Moonpig shuts down mobile apps after 3m accounts exposed

Moonpig, the service that lets you send personalised greetings cards, has shut down its mobile apps after uncovering a security flaw.

The vulnerability means that every single account – that amounts to around 3 million – has been at risk of exposure to hackers.

The flaw exposed all information like users’ full names, dates of birth, e-mail addresses, home addresses, as well as expiry dates and the last four digits of credit and debit cards.

A spokesperson from Moonpig got back to us about the issues, and said the following: “We are aware of the claims made this morning rgarding the security of customer data within our apps. We can assure our customers that all password and payment information is and has always been safe.”

“The security of your shopping experience at Moonpig is extremely important to us and we are investigating the detail behind today’s report as a priority.”

“As a precaution, our apps will be unavailable for a time whilst we conduct these investigations and we will work to resume a normal service as soon as possible. The desktop and mobile websites are unaffected.”

Paul Price, an app developer, was behind the discovery, and wrote in a blog post: “I’ve seen some half-arsed security measures in my time but this just takes the biscuit.”

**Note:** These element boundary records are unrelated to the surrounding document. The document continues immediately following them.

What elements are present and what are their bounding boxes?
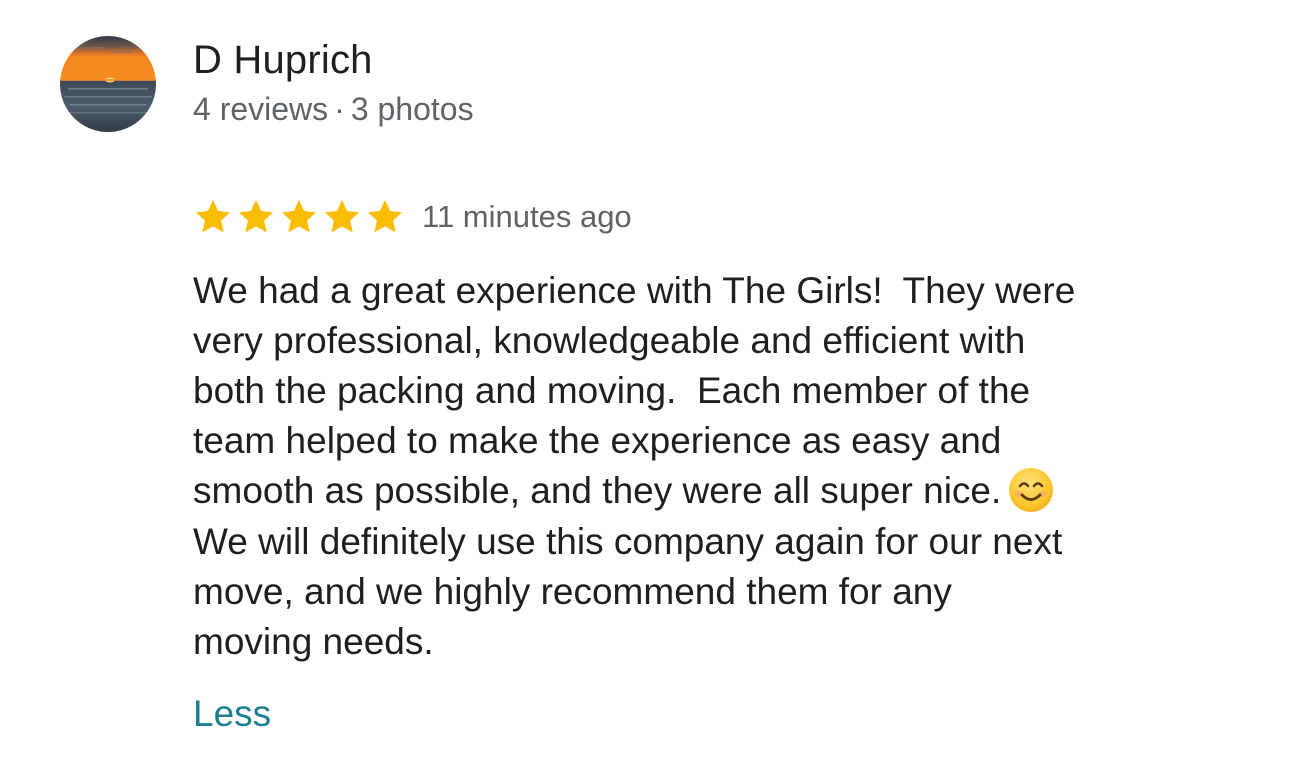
review-text: We had a great experience with The Girls… bbox=[193, 266, 1253, 667]
review-timestamp: 11 minutes ago bbox=[422, 199, 632, 234]
smiling-face-emoji-icon bbox=[1007, 466, 1055, 514]
review-text-line-content: smooth as possible, and they were all su… bbox=[193, 470, 1002, 511]
avatar[interactable] bbox=[60, 36, 156, 132]
review-text-line: moving needs. bbox=[193, 621, 434, 663]
review-text-line: both the packing and moving. Each member… bbox=[193, 370, 1031, 411]
star-icon bbox=[282, 200, 316, 233]
author-review-count: 4 reviews bbox=[193, 91, 329, 127]
review-text-line: move, and we highly recommend them for a… bbox=[193, 571, 952, 613]
star-rating bbox=[193, 197, 408, 237]
author-name[interactable]: D Huprich bbox=[193, 36, 373, 84]
star-icon bbox=[239, 200, 273, 233]
review-text-line: very professional, knowledgeable and eff… bbox=[193, 320, 1026, 361]
review-text-line: team helped to make the experience as ea… bbox=[193, 420, 1002, 461]
author-photo-count: 3 photos bbox=[350, 91, 474, 127]
review-text-line: We will definitely use this company agai… bbox=[193, 521, 1063, 563]
star-icon bbox=[196, 200, 230, 233]
less-button[interactable]: Less bbox=[193, 690, 271, 738]
review-text-line: We had a great experience with The Girls… bbox=[193, 270, 1076, 311]
star-icon bbox=[325, 200, 359, 233]
rating-row: 11 minutes ago bbox=[193, 195, 632, 239]
meta-separator: · bbox=[334, 91, 345, 127]
star-icon bbox=[368, 200, 402, 233]
author-meta[interactable]: 4 reviews · 3 photos bbox=[193, 89, 474, 129]
avatar-sunset-image bbox=[60, 36, 156, 132]
review-text-line: smooth as possible, and they were all su… bbox=[193, 466, 1253, 517]
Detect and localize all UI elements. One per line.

“Whoever architected this system needs to be waterboarded,” continued Price. “There’s no authentication at all and you can pass in any customer ID to impersonate them.”

He added: “An attacker could easily place orders on other customers’ accounts, add/retrieve card information, view saved addresses, view orders and much more.”

Related: Sony CEO Kazuo Hirai calls Sony Pictures hack a ‘vicious cyber attack’

Price alleges he warned Moonpig about the exploit initially back on August 18 2013, but by September 2014 the vulnerability still hadn’t been fixed.

He then contacted Moonpig again, only to be told that the flaw would be patched ‘after Christmas’.

“17 months is more than enough time to fix an issue like this,” said price. “It appears customer privacy is not a priority to Moonpig.”